Wednesday 26 September 2018

Home Economics: Our property finance expert answers your questions

Sinead Ryan
Sinead Ryan
Sinead Ryan

Sinead Ryan

Q: Dad is in a nursing home in Galway. His house is in Dublin. None of us live there now and we plan to rent it out. It’s near UCD but we don’t want students living in it and don’t have time to get tenants and manage it. While shabby, it’s structurally sound. Are there companies who do all this and is it expensive? How would the rent factor into Fair Deal?

A: A number of estate agents offer ‘full service’ lettings which range from cleaning and refurbishing to vetting and managing tenants. Terrie Dunne is one, based in Greystones (terriedunne.com).

She told me, “We do everything from furniture removal, painting, flooring, updating kitchen/bathrooms, even down to fitting new light-bulbs. We handle the RTB registration and advise on legalities etc. You could expect to pay around 8pc of the rental income for a full ongoing property management service. Handling the letting would be an additional 5pc”.

In relation to your second question, there are two implications: letting your father’s property will mean that the rent forms part of his overall income, in addition to whatever pension etc, he has. Under Fair Deal, 80pc of this is taken as a contribution toward his care (although the amount will never exceed the actual cost of care).

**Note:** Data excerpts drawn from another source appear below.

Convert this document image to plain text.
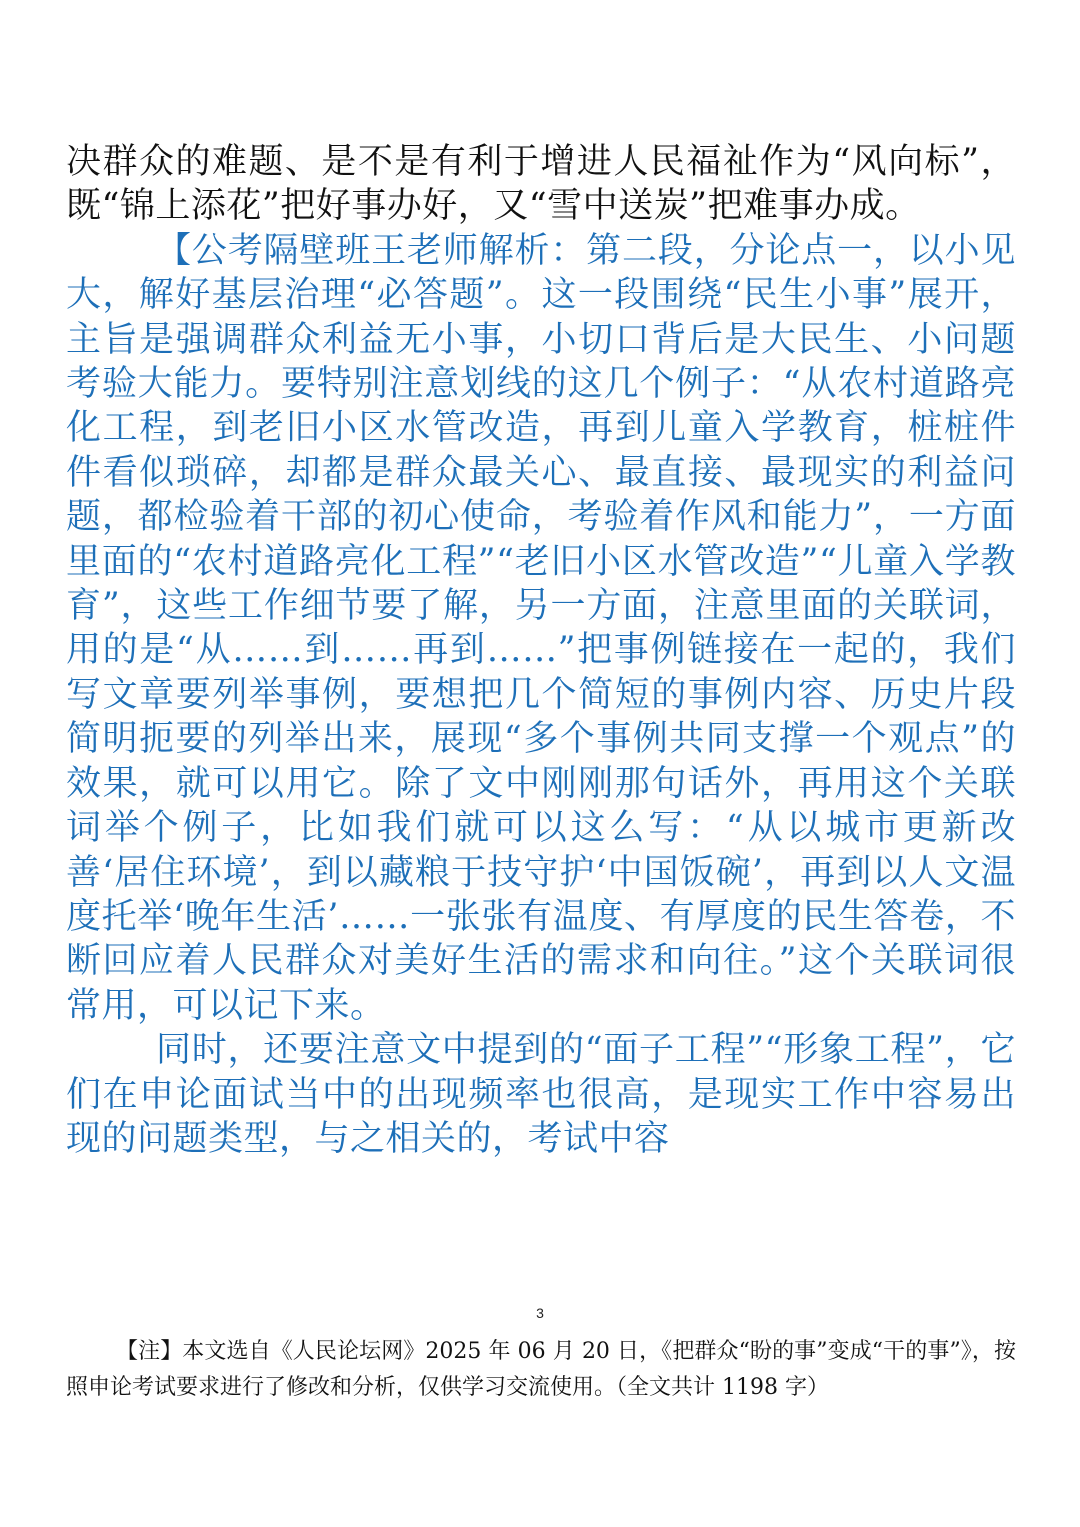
决群众的难题、是不是有利于增进人民福祉作为“风向标”，既“锦上添花”把好事办好，又“雪中送炭”把难事办成。

【公考隔壁班王老师解析：第二段，分论点一，以小见大，解好基层治理“必答题”。这一段围绕“民生小事”展开，主旨是强调群众利益无小事，小切口背后是大民生、小问题考验大能力。要特别注意划线的这几个例子：“从农村道路亮化工程，到老旧小区水管改造，再到儿童入学教育，桩桩件件看似琐碎，却都是群众最关心、最直接、最现实的利益问题，都检验着干部的初心使命，考验着作风和能力”，一方面里面的“农村道路亮化工程”“老旧小区水管改造”“儿童入学教育”，这些工作细节要了解，另一方面，注意里面的关联词，用的是“从……到……再到……”把事例链接在一起的，我们写文章要列举事例，要想把几个简短的事例内容、历史片段简明扼要的列举出来，展现“多个事例共同支撑一个观点”的效果，就可以用它。除了文中刚刚那句话外，再用这个关联词举个例子，比如我们就可以这么写：“从以城市更新改善‘居住环境’，到以藏粮于技守护‘中国饭碗’，再到以人文温度托举‘晚年生活’……一张张有温度、有厚度的民生答卷，不断回应着人民群众对美好生活的需求和向往。”这个关联词很常用，可以记下来。

同时，还要注意文中提到的“面子工程”“形象工程”，它们在申论面试当中的出现频率也很高，是现实工作中容易出现的问题类型，与之相关的，考试中容

3
【注】本文选自《人民论坛网》2025 年 06 月 20 日，《把群众“盼的事”变成“干的事”》，按照申论考试要求进行了修改和分析，仅供学习交流使用。（全文共计 1198 字）
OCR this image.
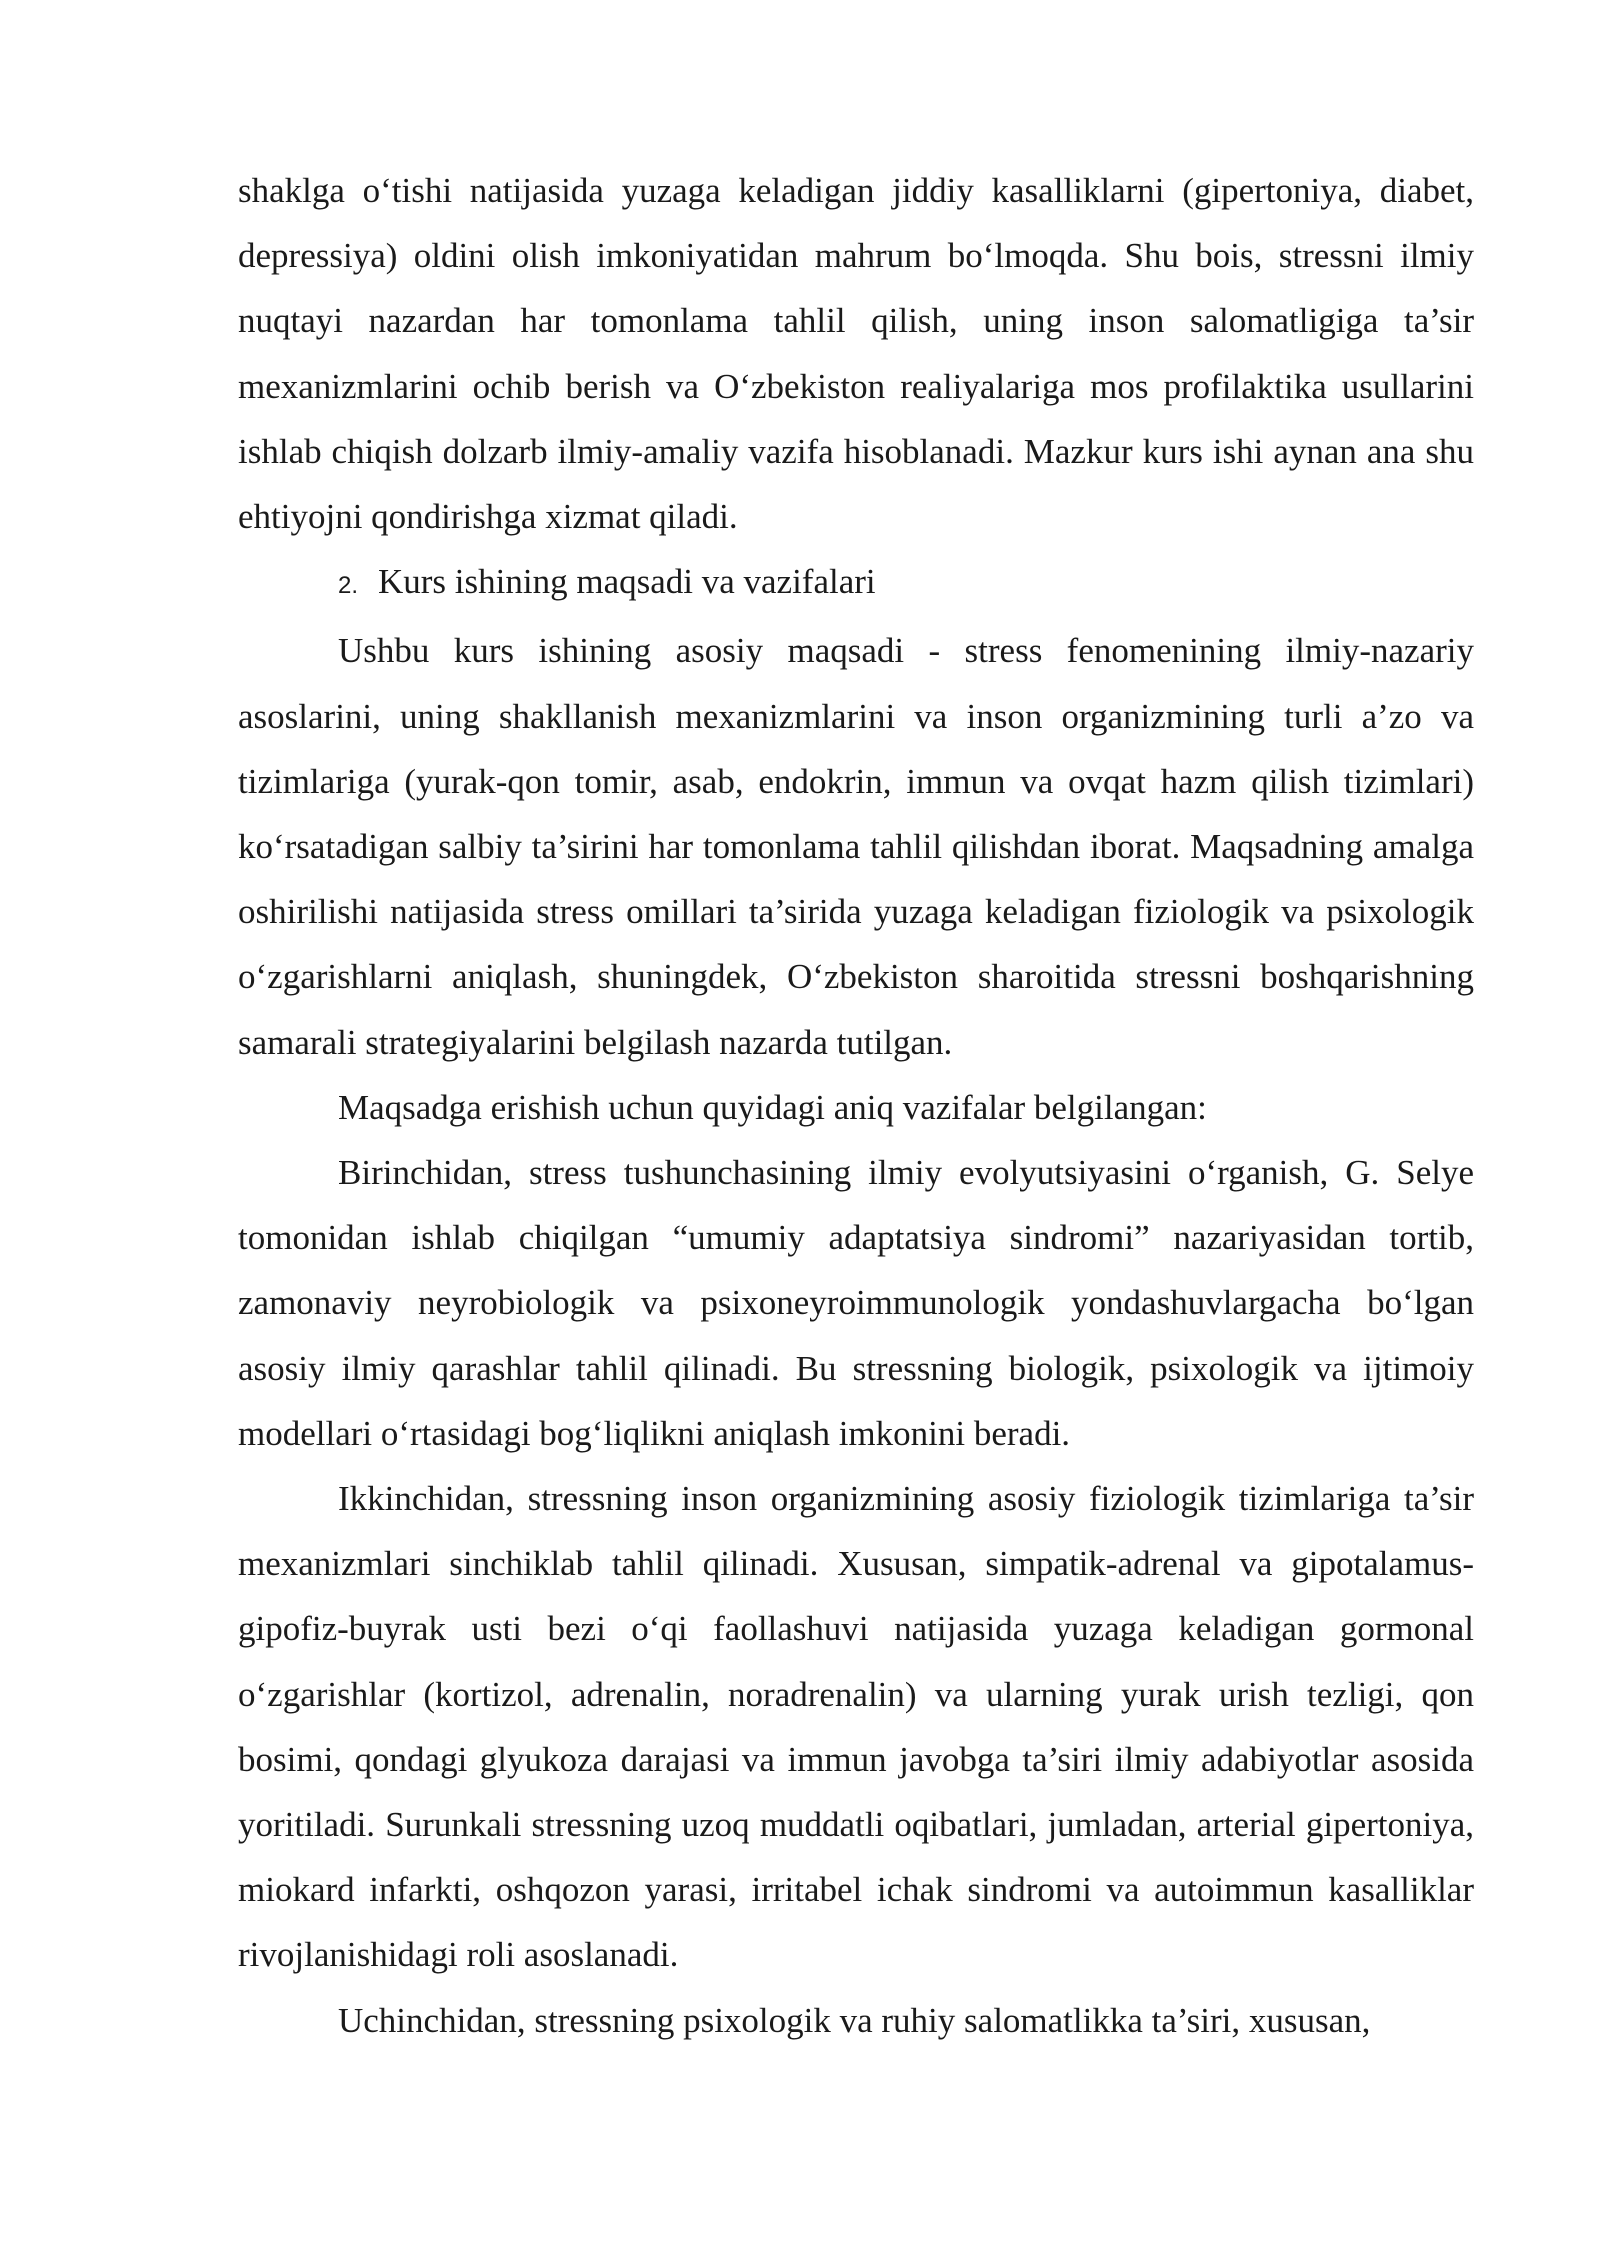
shaklga o‘tishi natijasida yuzaga keladigan jiddiy kasalliklarni (gipertoniya, diabet, depressiya) oldini olish imkoniyatidan mahrum bo‘lmoqda. Shu bois, stressni ilmiy nuqtayi nazardan har tomonlama tahlil qilish, uning inson salomatligiga ta’sir mexanizmlarini ochib berish va O‘zbekiston realiyalariga mos profilaktika usullarini ishlab chiqish dolzarb ilmiy-amaliy vazifa hisoblanadi. Mazkur kurs ishi aynan ana shu ehtiyojni qondirishga xizmat qiladi.

2. Kurs ishining maqsadi va vazifalari

Ushbu kurs ishining asosiy maqsadi - stress fenomenining ilmiy-nazariy asoslarini, uning shakllanish mexanizmlarini va inson organizmining turli a’zo va tizimlariga (yurak-qon tomir, asab, endokrin, immun va ovqat hazm qilish tizimlari) ko‘rsatadigan salbiy ta’sirini har tomonlama tahlil qilishdan iborat. Maqsadning amalga oshirilishi natijasida stress omillari ta’sirida yuzaga keladigan fiziologik va psixologik o‘zgarishlarni aniqlash, shuningdek, O‘zbekiston sharoitida stressni boshqarishning samarali strategiyalarini belgilash nazarda tutilgan.

Maqsadga erishish uchun quyidagi aniq vazifalar belgilangan:

Birinchidan, stress tushunchasining ilmiy evolyutsiyasini o‘rganish, G. Selye tomonidan ishlab chiqilgan “umumiy adaptatsiya sindromi” nazariyasidan tortib, zamonaviy neyrobiologik va psixoneyroimmunologik yondashuvlargacha bo‘lgan asosiy ilmiy qarashlar tahlil qilinadi. Bu stressning biologik, psixologik va ijtimoiy modellari o‘rtasidagi bog‘liqlikni aniqlash imkonini beradi.

Ikkinchidan, stressning inson organizmining asosiy fiziologik tizimlariga ta’sir mexanizmlari sinchiklab tahlil qilinadi. Xususan, simpatik-adrenal va gipotalamus-gipofiz-buyrak usti bezi o‘qi faollashuvi natijasida yuzaga keladigan gormonal o‘zgarishlar (kortizol, adrenalin, noradrenalin) va ularning yurak urish tezligi, qon bosimi, qondagi glyukoza darajasi va immun javobga ta’siri ilmiy adabiyotlar asosida yoritiladi. Surunkali stressning uzoq muddatli oqibatlari, jumladan, arterial gipertoniya, miokard infarkti, oshqozon yarasi, irritabel ichak sindromi va autoimmun kasalliklar rivojlanishidagi roli asoslanadi.

Uchinchidan, stressning psixologik va ruhiy salomatlikka ta’siri, xususan,
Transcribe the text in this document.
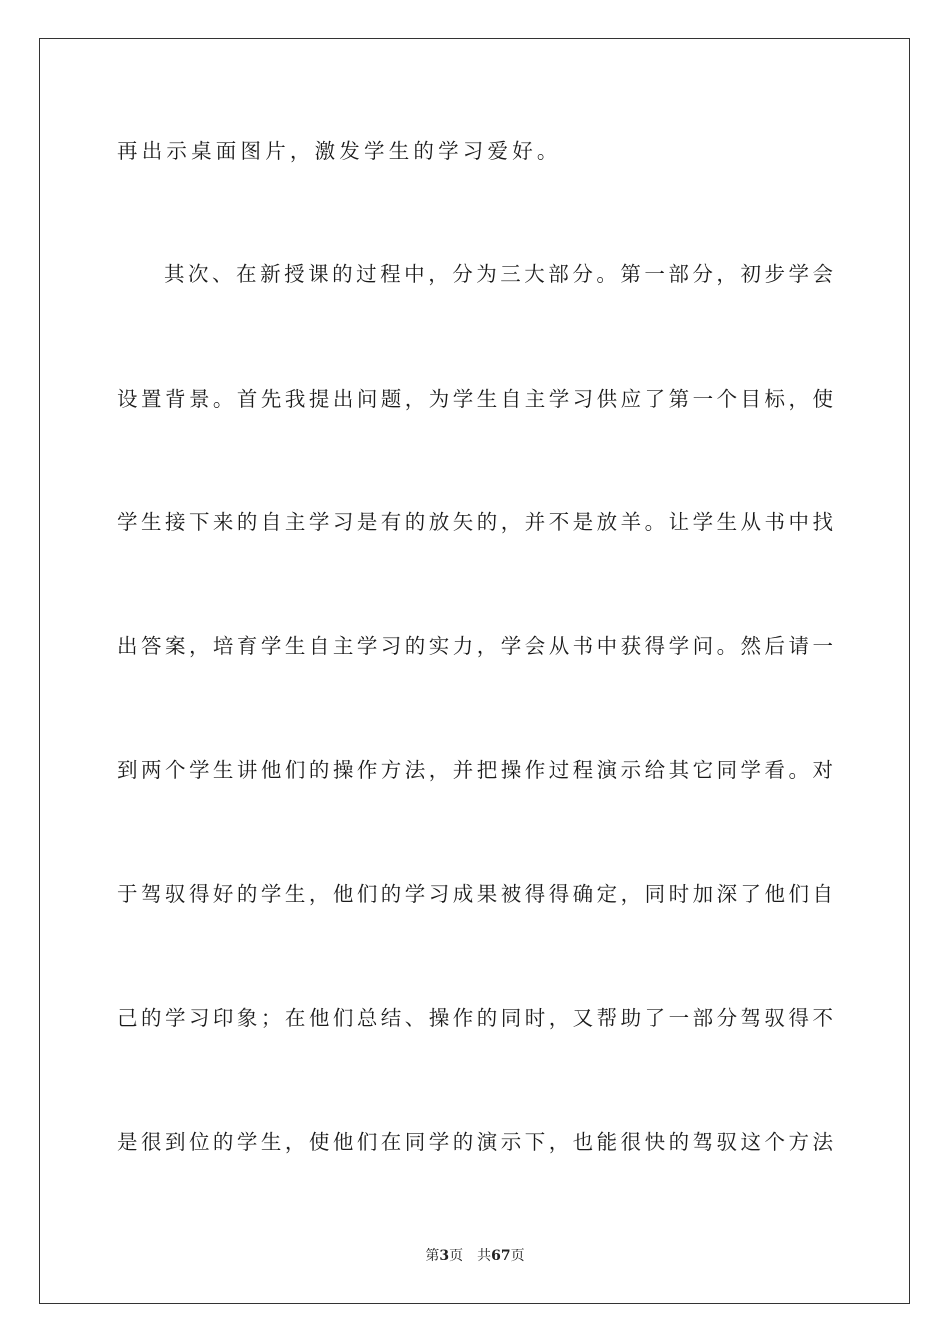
再出示桌面图片，激发学生的学习爱好。
其次、在新授课的过程中，分为三大部分。第一部分，初步学会
设置背景。首先我提出问题，为学生自主学习供应了第一个目标，使
学生接下来的自主学习是有的放矢的，并不是放羊。让学生从书中找
出答案，培育学生自主学习的实力，学会从书中获得学问。然后请一
到两个学生讲他们的操作方法，并把操作过程演示给其它同学看。对
于驾驭得好的学生，他们的学习成果被得得确定，同时加深了他们自
己的学习印象；在他们总结、操作的同时，又帮助了一部分驾驭得不
是很到位的学生，使他们在同学的演示下，也能很快的驾驭这个方法
第3页 共67页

The second issue is that 7.5pc pa, for a maximum of three years (i.e. 22.5pc) will be billed on the asset (the house), and you can choose to pay, or defer it on a loan arrangement until after he passes.

If he is currently on Fair Deal, you will already know this.

It would be worth talking to an accountant in order to assess whether he would, in fact, be better off coming out of Fair Deal and paying for the nursing home privately.

Q: My husband and I moved here from Canada after our marriage two years ago. We have decided to stay and buy a house and both of us have good jobs.  We have CAN$48,000 which is in Royal Bank of Canada (RBC) through savings, an inheritance from an aunt and wedding gifts to use as a deposit. What is the best way of transferring it here and will an Irish bank accept it as a deposit?

A: I can’t see any Irish bank turning it down, as long as you meet normal anti money laundering procedures and checks. Get together those bank statements to show the different deposits.

The other issue is the actual transfer. A money transfer organisation like TransferWise may be one of the best options — a quick check tells me (at time of writing) that CAN$48,000 will convert to €31,388.97, using a rate of 0.65797 (this is very good as the actual inter-bank rate is 0.66), costing you a fee of $294.23 (€193.55).

Currency Fair is another you could try, but just be sure that RBC will facilitate such a transfer remotely (some banks insist you present yourself for an amount of this size).

Once you have it lodged in a bank here, you can go mortgage shopping. My advice is always to engage a broker for this to do the heavy lifting on paperwork. It will cost you around €500 (some are free if the loan is large enough) and is money well spent. Best of luck with the move, and welcome!

The Ryan Review

The Central Bank issued an excellent report on the state of Long Term Mortgage Arrears (LTMA), examining the 29,000 cases which stubbornly remain in arrears over two years.

The findings show that the average loan is €206,000, at 90pc loan-to-value with €66,000 owing in outstanding arrears.

The 2+year category is the largest component of the remaining LTMAs, so why on earth are they all simply not scooped up and flogged off (to Vultures or otherwise)? They are terminal basket cases, completely incapable of being serviced by their owners, after all.

The answer, as with so many things, can be found by following the money. The report looked at the ‘Cure’ and ‘Exit’ approaches taken on these loans. Cures happen when borrowers engage with lenders (the completion of a Standard Financial Statement, which is mandatory since 2013 is twice as likely to see success in reducing arrears, than a case without one).

Exits tend to be when they don’t, resulting in the voluntary or forced sale of property.

The reasons banks don’t go full tilt at them is because they’re engaged a game of ‘who blinks first’. Repos are very expensive — more so in Ireland than anywhere else. It puts banks off, especially if the property’s in negative equity. But a large number engage in what the report calls a ‘wait and see’ approach, as house prices rise, the books look better anyway.

There’s method in their madness, in other words.